It has been more than a decade since the Millennium Development Goals (MDG) were adopted by the United Nations. Fueled by optimism that economic growth in the developing world would translate into reductions in health disparities, the MDGs were designed to focus attention on morbidity and mortality among some of the world's most vulnerable groups. MDG 5, for instance, targeted a two-thirds reduction in the death of mothers living in some of the poorest nations on the globe between 1990 and 2015. While this and other goals have clearly been helpful in mobilizing governments to make healthcare available to all, much remains to be done.

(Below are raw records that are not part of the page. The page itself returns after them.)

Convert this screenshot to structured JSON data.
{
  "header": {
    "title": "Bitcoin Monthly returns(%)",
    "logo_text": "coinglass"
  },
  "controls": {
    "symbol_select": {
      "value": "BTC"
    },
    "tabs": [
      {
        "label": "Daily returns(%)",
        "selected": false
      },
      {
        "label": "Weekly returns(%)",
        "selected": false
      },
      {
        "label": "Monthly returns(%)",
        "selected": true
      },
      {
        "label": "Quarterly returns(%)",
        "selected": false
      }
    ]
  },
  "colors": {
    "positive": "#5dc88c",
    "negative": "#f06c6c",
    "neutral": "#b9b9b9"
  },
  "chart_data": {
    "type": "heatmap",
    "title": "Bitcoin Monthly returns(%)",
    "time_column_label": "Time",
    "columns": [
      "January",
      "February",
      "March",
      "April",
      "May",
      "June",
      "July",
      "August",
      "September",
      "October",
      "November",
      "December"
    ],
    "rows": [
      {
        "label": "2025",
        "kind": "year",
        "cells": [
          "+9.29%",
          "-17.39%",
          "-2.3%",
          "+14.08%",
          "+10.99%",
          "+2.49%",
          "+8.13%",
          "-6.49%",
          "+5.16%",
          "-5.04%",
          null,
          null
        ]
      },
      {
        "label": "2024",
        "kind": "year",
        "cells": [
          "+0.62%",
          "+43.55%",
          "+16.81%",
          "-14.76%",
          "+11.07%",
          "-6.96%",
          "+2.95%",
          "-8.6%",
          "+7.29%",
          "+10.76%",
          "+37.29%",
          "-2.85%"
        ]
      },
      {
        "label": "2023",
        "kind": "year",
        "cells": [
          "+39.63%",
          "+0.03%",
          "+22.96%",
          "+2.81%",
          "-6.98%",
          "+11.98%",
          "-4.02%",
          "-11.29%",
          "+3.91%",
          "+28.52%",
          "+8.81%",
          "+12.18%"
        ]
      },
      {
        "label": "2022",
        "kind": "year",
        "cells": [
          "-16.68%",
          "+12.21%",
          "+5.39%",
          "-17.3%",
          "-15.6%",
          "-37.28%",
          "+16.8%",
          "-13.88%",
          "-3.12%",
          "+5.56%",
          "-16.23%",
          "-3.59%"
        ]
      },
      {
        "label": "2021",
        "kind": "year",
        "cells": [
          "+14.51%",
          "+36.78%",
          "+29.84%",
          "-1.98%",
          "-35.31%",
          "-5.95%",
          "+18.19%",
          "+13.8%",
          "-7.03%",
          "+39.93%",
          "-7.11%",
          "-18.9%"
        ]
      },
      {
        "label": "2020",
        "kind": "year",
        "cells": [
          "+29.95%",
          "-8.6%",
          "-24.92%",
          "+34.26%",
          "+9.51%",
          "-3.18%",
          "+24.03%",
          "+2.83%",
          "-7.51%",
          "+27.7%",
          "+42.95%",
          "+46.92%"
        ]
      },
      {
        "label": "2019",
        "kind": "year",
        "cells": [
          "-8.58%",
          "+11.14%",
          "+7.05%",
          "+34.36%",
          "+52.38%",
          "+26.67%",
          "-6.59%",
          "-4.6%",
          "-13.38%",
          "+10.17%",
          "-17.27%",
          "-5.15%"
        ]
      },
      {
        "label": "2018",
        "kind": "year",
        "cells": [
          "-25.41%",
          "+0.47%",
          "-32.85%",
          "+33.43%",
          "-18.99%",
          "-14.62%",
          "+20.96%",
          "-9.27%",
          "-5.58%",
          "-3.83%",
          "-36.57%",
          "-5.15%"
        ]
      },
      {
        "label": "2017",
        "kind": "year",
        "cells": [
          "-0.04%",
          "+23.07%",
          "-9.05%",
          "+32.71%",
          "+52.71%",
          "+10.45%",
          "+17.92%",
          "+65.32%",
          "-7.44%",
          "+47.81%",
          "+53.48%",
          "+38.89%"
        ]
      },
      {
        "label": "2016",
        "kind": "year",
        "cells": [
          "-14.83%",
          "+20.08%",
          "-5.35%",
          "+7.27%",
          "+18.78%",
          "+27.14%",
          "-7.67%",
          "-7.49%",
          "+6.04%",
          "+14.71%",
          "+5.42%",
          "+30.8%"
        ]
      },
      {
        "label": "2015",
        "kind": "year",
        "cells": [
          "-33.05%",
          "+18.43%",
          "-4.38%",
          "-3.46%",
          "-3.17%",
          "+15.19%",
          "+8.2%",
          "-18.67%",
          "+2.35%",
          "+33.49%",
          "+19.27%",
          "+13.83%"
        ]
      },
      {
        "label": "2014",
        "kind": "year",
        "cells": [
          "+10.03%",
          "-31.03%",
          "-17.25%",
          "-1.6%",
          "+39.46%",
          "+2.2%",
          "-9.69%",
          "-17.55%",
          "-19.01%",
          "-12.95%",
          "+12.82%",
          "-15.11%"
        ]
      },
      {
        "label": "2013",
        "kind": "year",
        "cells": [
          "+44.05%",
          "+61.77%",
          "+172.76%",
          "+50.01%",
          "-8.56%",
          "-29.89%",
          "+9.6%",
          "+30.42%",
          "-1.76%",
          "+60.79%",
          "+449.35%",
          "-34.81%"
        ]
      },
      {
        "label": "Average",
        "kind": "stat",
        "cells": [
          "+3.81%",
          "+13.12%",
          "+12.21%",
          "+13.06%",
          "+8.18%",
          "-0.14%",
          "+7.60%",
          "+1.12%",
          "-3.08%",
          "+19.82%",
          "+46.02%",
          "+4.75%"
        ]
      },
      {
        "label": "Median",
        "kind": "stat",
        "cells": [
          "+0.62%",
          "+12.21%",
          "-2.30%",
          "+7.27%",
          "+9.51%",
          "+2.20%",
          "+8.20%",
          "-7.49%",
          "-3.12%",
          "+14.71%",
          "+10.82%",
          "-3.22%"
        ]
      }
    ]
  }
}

While many nations have made significant progress in reducing maternal death, improvements have been uneven both among countries and populations. Worldwide, more than a thousand women still die each day from pregnancy-related causes [
1]. More than 99% of these deaths occur in the developing world; 87% in sub-Saharan Africa and South Asia-most in just 11 countries. Not surprisingly, given its huge population, India leads the world in total deaths with 63,000 mothers dying each year [
2].
While annual maternal mortality in India appears staggering at first glance, the world's second most populous country has made significant progress toward attainment of MDG Five [
3]. With a 4.9% rate of decline in the maternal mortality ratio (MMR) between 1990 and 2008, it is one of the few countries achieving reductions close to those required for success in 2015 [
4]. Regionally, India's MMR of 230 per 100,000 population ranks better than Nepal's, Bangladesh's, Pakistan's and Myanmar's with MMRs of 380, 340, 260 and 240 respectively [
2]. As in other parts of the world however, overall gains obscure differences between populations [
5]. Estimates from the Government of India National Family Health Survey (NFHS II, 1998-1999) suggest for instance, that maternal mortality could be as much as 132% higher outside of cities [
6]. In spite of these disparities most areas of India have still seen steady if not spectacular progress in reducing maternal deaths [
7].
Much of India's current success in rural areas may be attributable to the establishment of the National Rural Health Mission (NRHM). The goal of NRHM was to provide accessible and affordable primary health care to the non-urban poor of India [
2]. This was largely accomplished by revitalizing and staffing more than 22,000 Community Health Centres (CHCs), 4,000 Primary Health Centres (PHCs), and some 150,000 Sub-Centres (SCs) to serve India's rural populations [
3]. Additionally, the government has hired almost a half million Accredited Social Health Activists (ASHAs) to promote health programs, and extended hours of operation for CHCs and PHCs [
4]. While many still complain of glaring deficiencies in NRHM efforts [
6], the clear progress being made in reducing maternal mortality in rural areas speaks loudly for the current health strategy.
Attaining further declines in MMR in India however, is likely to become increasingly difficult as more traditional interventions are exhausted. Some progress appears possible through additional investment in healthcare infrastructure for the rural poor. A recent survey found that nearly 150,000 health centers still do not have a doctor according to India's health ministry [
8]. While activists continue to complain about unevenness of healthcare resources, the NRHM has made significant progress in staffing CHCs and PHCs although there remains a severe shortage of physicians and nurses trained in emergency obstetric care [
9,
10]. As more rural health centers achieve adequate staffing levels however, further reductions in MMR can only come from reaching harder-to-access populations, many of them residing in more isolated rural areas.
Beginning in 1935, the Government of India created a schedule of disadvantaged castes and tribes living in remote areas of the country for additional protection and services [
11]. Labeled by higher Hindu castes as "untouchables" or "Dalits", these groups were often severely impoverished and faced widespread stigma and discrimination [
12]. Scheduled Castes and Scheduled Tribes (SC/ST) had the shortest life expectancy at birth, the lowest rates of female literacy, and the highest infant and maternal mortality rates [
11,
13]. Even today, these SC/ST are among the most economically deprived and marginalized groups in India [
14]. Most are rural, scattered, difficult to reach [
15,
16]. While they make up only 24% of India's total population [
8], a 2008 study by UNICEF concluded that they contribute more than half of the country's maternal mortality [
17]. Karnataka state, where the study was carried out, is one of the top ten states in India for SC/ST [
18].
The data presented in this paper was collected in a population-based study of mothers in 16 randomly selected rural villages in Mysore Taluk, a subdivision of Mysore District, Karnataka state, between August and September, 2008. All households in each of the selected villages were fully enumerated and data from 1,342 households collected on demographics, caste, antenatal care, and institutional delivery from all mothers with children six or less years of age.